The next day we were at Cape Mugford, with the great summits of the Bishop's Mitre, Brave Mountain, and other peaks of the Kaumajet range standing at majestic attention as our little ship sailed by. Dr. David Potter, the botanist of the expedition, and his two assistants were put ashore with their tents and equipment to begin their work in this important area, which was one of the major objectives of the expedition. Doctor Potter succeeded in collecting more than 20,000 plants along the Labrador coast, one of the most comprehensive collections ever taken from that region.

After landing his party, we pushed on toward the Button Islands. Good weather enabled us to arrive on July 11 at Grenfell Tickle, which cuts through the northern Tip of Labrador, connecting the Atlantic with Ungava Bay. We hoped by this passage to reach Port Burwell, or Killinek as it is known to the Eskimos, where we were required to report to the Canadian Mounted Police. It was necessary to present our explorer's permit, and to take on a Canadian representative, as required of all expeditions entering the Northwest Territories, of which the Button Islands are a part.

When more than halfway through the passage, however, we encountered the drift-ice pouring eastward, driven by a strong ebb tide.

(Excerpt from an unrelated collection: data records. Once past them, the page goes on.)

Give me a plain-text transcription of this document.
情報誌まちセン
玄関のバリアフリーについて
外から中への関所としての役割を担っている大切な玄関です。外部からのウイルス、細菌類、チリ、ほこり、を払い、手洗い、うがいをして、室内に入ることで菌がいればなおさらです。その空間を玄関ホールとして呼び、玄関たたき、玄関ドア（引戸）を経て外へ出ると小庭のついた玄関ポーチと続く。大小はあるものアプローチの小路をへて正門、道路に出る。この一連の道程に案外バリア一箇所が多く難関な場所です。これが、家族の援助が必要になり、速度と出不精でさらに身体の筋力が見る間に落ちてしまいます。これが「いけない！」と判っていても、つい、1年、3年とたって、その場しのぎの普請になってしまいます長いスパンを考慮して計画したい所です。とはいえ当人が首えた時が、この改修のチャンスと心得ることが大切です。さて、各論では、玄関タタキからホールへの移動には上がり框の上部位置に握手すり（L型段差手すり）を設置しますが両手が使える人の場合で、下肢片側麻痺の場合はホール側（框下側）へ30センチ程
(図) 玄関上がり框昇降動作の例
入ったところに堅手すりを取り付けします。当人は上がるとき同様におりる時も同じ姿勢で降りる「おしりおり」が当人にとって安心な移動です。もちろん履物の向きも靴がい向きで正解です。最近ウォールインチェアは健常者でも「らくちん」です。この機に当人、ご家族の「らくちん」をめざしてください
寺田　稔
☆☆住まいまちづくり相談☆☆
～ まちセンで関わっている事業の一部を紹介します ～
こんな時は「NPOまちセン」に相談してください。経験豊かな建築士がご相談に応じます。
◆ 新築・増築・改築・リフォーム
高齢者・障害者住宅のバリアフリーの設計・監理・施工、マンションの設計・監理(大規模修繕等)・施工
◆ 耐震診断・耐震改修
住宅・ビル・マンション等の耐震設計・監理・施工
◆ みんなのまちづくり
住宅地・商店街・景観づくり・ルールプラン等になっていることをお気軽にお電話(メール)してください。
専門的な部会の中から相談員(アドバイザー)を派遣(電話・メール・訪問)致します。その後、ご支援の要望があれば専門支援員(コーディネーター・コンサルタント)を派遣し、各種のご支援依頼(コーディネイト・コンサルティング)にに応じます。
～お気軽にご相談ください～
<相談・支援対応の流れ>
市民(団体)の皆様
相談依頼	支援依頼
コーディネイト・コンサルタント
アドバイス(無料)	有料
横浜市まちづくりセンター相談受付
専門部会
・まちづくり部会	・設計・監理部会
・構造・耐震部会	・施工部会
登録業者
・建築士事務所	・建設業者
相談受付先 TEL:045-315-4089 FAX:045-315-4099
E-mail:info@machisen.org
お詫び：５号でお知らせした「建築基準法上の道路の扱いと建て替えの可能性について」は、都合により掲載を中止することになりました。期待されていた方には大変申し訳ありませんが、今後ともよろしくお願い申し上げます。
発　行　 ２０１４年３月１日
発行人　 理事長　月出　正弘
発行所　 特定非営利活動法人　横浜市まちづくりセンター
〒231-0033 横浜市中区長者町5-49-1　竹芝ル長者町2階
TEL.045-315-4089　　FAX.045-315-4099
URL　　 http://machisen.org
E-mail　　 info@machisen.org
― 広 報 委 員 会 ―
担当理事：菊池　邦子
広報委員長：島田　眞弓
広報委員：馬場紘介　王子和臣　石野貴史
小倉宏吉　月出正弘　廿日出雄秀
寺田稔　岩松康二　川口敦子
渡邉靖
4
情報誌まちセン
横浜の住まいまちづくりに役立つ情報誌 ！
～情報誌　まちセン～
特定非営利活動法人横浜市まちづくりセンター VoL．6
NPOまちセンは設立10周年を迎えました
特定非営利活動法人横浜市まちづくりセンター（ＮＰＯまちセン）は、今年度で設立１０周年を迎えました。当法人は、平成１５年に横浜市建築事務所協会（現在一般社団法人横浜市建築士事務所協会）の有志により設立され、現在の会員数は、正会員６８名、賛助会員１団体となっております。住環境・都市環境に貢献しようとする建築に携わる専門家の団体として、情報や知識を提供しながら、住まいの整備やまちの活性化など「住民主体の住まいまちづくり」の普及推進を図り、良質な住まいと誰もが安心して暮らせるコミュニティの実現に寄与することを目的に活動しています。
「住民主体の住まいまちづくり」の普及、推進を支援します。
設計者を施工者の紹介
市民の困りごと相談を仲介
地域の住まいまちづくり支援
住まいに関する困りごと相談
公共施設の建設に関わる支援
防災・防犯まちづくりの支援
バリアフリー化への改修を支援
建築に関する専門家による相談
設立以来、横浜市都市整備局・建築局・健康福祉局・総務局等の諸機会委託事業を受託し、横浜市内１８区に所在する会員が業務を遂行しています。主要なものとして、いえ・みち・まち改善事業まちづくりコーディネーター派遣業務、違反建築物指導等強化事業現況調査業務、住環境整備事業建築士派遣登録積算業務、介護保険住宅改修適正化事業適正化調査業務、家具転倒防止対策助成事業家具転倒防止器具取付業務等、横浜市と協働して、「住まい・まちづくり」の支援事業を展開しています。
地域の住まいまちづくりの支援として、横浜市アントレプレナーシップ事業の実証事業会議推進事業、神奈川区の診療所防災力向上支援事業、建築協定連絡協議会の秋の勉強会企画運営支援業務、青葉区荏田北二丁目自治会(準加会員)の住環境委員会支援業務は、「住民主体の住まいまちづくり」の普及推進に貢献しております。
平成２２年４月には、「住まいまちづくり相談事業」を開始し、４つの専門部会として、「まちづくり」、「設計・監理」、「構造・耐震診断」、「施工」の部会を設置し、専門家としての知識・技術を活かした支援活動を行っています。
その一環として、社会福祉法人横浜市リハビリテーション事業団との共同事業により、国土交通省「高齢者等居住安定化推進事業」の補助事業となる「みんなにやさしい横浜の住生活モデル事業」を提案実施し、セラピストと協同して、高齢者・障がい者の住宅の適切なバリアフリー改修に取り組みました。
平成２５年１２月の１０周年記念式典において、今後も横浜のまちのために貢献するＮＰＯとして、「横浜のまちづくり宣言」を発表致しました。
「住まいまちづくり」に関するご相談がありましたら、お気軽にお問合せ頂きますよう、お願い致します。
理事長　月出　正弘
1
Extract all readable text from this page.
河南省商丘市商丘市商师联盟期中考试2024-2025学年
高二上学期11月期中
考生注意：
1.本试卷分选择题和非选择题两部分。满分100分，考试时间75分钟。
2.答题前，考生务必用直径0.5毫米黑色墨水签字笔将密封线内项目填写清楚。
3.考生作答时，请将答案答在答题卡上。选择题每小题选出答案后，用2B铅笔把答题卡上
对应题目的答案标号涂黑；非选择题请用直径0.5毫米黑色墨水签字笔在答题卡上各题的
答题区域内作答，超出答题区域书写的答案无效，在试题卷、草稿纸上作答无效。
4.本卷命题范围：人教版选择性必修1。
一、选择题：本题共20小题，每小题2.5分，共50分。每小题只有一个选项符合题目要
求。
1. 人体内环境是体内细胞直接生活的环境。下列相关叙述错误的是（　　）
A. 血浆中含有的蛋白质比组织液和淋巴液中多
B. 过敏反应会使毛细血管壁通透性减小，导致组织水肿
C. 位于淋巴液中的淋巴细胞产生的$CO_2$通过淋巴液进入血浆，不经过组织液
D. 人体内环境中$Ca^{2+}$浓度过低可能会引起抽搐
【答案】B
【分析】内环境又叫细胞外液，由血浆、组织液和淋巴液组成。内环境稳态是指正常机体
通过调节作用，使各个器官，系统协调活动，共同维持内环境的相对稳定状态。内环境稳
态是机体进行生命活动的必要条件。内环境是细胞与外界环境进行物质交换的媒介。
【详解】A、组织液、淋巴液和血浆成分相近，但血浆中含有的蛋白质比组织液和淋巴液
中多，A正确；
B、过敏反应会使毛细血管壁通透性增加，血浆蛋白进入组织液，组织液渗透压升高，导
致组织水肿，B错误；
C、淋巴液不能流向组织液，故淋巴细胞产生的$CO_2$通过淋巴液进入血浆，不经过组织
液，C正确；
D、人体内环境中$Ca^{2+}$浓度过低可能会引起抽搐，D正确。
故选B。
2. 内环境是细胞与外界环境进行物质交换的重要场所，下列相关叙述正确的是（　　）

Loaded with hard, blue blocks of ice from the Polar Sea, it was a tide which the best ship in the world could not have stemmed. We retreated and sought a safe harbor at the entrance to the Tickle.

The next morning Commander MacMillan undertook to reach Port Burwell by rounding Cape Chidley to the north. From Cape Chidley, we could see the dreaded Buttons, a mass of rugged islands with sheer cliffs hundreds of feet high. At last the main objective of the expedition was in sight, but we still had to touch at Port Burwell.

Soon after passing into Gray Straits we were confronted with great fields of pack ice and an opposing tide of eight knots, which again forced us to seek a harbor on the unexplored and uncharted coast. Easing along within a few yards of the big, black cliffs, the “Bowdoin” finally turned into the quiet waters of one of the best harbors in northern Labrador, a place which we hope to have named “Bowdoin Harbor.”

The next day a “pea soup” fog, for which Cape Chidley is notorious, held us in the harbor. It was not until July 14 after several futile attempts that we succeeded in reaching Port Burwell.